Skocz do zawartości

Kontakt z obcymi


Basiur

Rekomendowane odpowiedzi

Cześć samcy,
Od bardzo długiego czasu borykam się z nieśmiałością, chociaż w dzieciństwie z tym problemu nie miałem.
Pytanie z jakim do Was się kieruję to, jak zagadać?
Na imprezie ze znajomymi potrafię (myślę, że całkiem sprawnie) nawiązać nowe kontakty, ale zazwyczaj te osoby nie wydają się na tyle interesujące abym miał z nimi wchodzić w jakieś dłuższe relacje.
Zastanawiałem się nad zagadywaniem do nieznajomych mi dziewczyn, ale równocześnie w taki sposób aby nie wyjść na jakiegoś creepa. Mój problem pojawia się tu, że nie mam pojęcia jak to zrobić.
Z pewnością takie zagadanie zależy od wielu czynników, ale podajcie mi jakiś przykład rozmowy (np. na przystanku autobusowym), z góry dziękuję za teksty "hmmm, czy my się nie znamy?", "to twój kasztan?", "ale mi się podobasz, może wyskoczymy na kawę?". Takie teksty może będą działać gdy zostaną wypowiedziane przez kosmicznego samca alfę, ale nie przeze mnie. Z góry docenię też rady na większą pewność siebie (oprócz alkoholu).
Ewentualnie jakie miejsca polecacie do zapoznania ciekawych kobiet? Nie interesują mnie dyskoteki, z których można wynieść adidasa (bynajmniej nie buta) wraz ze stereotypową "blondyną". Bardziej mnie interesują miejsca, w których można poznać miłą i skromną kobietę, na której widok twarzy nie czuje się zdenerwowania, kobietę taką, której nie będzie wstyd przedstawić rodzinie. Wiem, że wymagam AŻ tak wiele, ale po prostu nie potrafię inaczej (zresztą, czy w dzisiejszych czasach brak zbytniej rozwiązłości jest tak wielkim wymogiem?) i bierze mnie obrzydzenie na myśl, że mam być z kobietą, która ma ogromny przebieg i nic sobą nie reprezentuje. 
Mam nadzieję, że mój post nie był zbytnio zawiły i dało się go w gruncie rzeczy zrozumieć

  • Zdziwiony 1
Odnośnik do komentarza
Udostępnij na innych stronach

Nastawienie. Im bardziej Ci zależy, tym bardziej się przejmujesz.

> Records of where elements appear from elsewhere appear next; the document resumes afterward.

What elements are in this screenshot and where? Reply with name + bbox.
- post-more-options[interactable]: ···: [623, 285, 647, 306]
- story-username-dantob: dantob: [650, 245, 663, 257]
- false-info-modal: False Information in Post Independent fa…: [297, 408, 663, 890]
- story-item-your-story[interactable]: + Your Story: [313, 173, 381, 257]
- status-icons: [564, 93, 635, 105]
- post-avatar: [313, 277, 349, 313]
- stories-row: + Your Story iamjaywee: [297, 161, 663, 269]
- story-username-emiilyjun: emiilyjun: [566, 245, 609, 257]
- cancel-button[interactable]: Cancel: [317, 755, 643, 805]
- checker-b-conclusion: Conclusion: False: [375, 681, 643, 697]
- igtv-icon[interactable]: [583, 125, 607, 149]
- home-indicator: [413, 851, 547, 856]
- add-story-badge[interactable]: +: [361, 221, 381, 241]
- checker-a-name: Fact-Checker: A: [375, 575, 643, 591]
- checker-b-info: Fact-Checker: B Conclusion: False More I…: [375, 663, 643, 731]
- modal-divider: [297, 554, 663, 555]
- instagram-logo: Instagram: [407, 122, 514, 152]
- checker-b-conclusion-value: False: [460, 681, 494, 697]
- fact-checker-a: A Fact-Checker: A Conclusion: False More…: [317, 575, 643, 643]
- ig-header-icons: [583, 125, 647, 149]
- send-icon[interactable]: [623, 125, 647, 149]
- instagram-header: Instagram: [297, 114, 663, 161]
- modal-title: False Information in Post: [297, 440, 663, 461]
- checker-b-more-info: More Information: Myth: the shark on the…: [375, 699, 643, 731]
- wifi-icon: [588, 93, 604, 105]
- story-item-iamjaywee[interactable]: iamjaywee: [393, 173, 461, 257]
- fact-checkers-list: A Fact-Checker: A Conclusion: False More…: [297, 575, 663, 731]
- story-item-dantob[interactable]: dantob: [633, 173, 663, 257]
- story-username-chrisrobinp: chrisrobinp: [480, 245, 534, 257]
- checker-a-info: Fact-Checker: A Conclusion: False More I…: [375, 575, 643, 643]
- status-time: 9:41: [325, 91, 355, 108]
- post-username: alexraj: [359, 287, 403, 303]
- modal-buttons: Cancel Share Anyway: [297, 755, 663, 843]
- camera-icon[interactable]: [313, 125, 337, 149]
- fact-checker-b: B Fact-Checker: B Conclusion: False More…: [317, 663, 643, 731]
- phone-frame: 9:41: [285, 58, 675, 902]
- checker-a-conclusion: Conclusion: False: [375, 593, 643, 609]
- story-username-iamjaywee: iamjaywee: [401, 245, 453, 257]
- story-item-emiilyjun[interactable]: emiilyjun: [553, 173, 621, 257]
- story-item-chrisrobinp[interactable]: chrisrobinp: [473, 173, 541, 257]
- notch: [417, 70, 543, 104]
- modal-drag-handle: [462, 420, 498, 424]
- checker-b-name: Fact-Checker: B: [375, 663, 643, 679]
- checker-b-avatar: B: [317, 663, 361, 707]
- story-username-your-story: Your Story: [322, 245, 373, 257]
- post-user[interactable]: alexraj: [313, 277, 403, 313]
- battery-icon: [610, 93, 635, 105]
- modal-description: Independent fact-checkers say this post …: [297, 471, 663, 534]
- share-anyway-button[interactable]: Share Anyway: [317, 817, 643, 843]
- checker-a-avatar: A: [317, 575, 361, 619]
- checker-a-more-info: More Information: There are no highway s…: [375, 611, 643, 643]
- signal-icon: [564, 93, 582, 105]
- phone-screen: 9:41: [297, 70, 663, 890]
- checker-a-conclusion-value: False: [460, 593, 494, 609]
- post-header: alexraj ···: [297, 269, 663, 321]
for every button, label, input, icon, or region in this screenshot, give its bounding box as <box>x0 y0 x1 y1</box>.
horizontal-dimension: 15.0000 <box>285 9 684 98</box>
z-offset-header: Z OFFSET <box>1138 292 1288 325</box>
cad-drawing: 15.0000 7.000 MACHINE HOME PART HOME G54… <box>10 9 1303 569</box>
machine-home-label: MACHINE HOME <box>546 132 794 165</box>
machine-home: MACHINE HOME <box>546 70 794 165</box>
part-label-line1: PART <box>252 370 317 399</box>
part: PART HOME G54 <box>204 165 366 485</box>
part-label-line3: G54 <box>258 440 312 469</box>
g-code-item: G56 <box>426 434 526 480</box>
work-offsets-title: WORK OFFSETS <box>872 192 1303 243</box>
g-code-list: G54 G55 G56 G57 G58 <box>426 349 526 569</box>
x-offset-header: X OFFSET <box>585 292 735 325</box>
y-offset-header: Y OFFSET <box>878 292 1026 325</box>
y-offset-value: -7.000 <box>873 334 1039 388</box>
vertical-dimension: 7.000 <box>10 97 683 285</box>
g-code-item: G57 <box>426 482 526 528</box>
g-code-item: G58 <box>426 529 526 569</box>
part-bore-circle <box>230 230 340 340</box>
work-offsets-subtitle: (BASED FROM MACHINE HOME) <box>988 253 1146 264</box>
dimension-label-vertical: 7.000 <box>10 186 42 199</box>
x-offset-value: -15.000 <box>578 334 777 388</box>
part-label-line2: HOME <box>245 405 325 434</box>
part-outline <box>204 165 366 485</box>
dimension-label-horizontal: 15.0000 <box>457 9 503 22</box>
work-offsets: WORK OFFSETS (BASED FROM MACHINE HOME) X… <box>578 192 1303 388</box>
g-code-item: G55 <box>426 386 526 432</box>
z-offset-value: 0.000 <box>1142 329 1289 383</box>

Nie oceniaj siebie, traktuj to jako ciekawe doświadczenie.

Czasem po prostu nie zagra, i nie musi być to niczyja wina.

Przyzwyczaisz się, nauczysz odczytywać sygnały, i dalej już pójdzie.

 

Jak zagadywać, to Ci akurat nie powiem, bo tego nie robię.

 

  • Like 1
Odnośnik do komentarza
Udostępnij na innych stronach

Po tytule myślałem że zarywasz do Wenusjanek.

Ad res:

Widzisz dziewczyne z książką to pytasz się o książkę. Widzisz dziewczyny gadające o czymś na czym się znasz? Dołączasz do rozmowy. Gadają po angielsku? Pytasz się skąd są.

 

Gdzie można takie znaleźć? Na eventach, wolontariatach.

 

No i nie nastawiaj się na niewiadomo co. Poznaj ją najpierw. Ta spokojna dziewczyna bez przebiegu może mieć równie dobrze zaburzenia.

Odnośnik do komentarza
Udostępnij na innych stronach

Człowieku, teraz mega szara myszka ma przebieg dwucyfrowy spokojnie. Jednorożca wszyscy szukają, ale jeszcze nikt nie znalazł. 

 

To twój kasztan, ale mnie tym rozjebałeś :D Muszę wypróbować. 

 

  • Like 1
  • Haha 2
Odnośnik do komentarza
Udostępnij na innych stronach

Nawet mnie nie dołujcie, że przebieg dwucyfrowy bo przez takie gadanie czasami odnoszę wrażenie, że urodziłem się w złych czasach. Dlaczego normalne jest, że w wieku 22 lat ktoś miał przynajmniej 4 partnerów? Skąd się wzięło na to przyzwolenie społeczne?

Odnośnik do komentarza
Udostępnij na innych stronach

12 godzin temu, Basiur napisał:

Bardziej mnie interesują miejsca, w których można poznać miłą i skromną kobietę, na której widok twarzy nie czuje się zdenerwowania, kobietę taką, której nie będzie wstyd przedstawić rodzinie.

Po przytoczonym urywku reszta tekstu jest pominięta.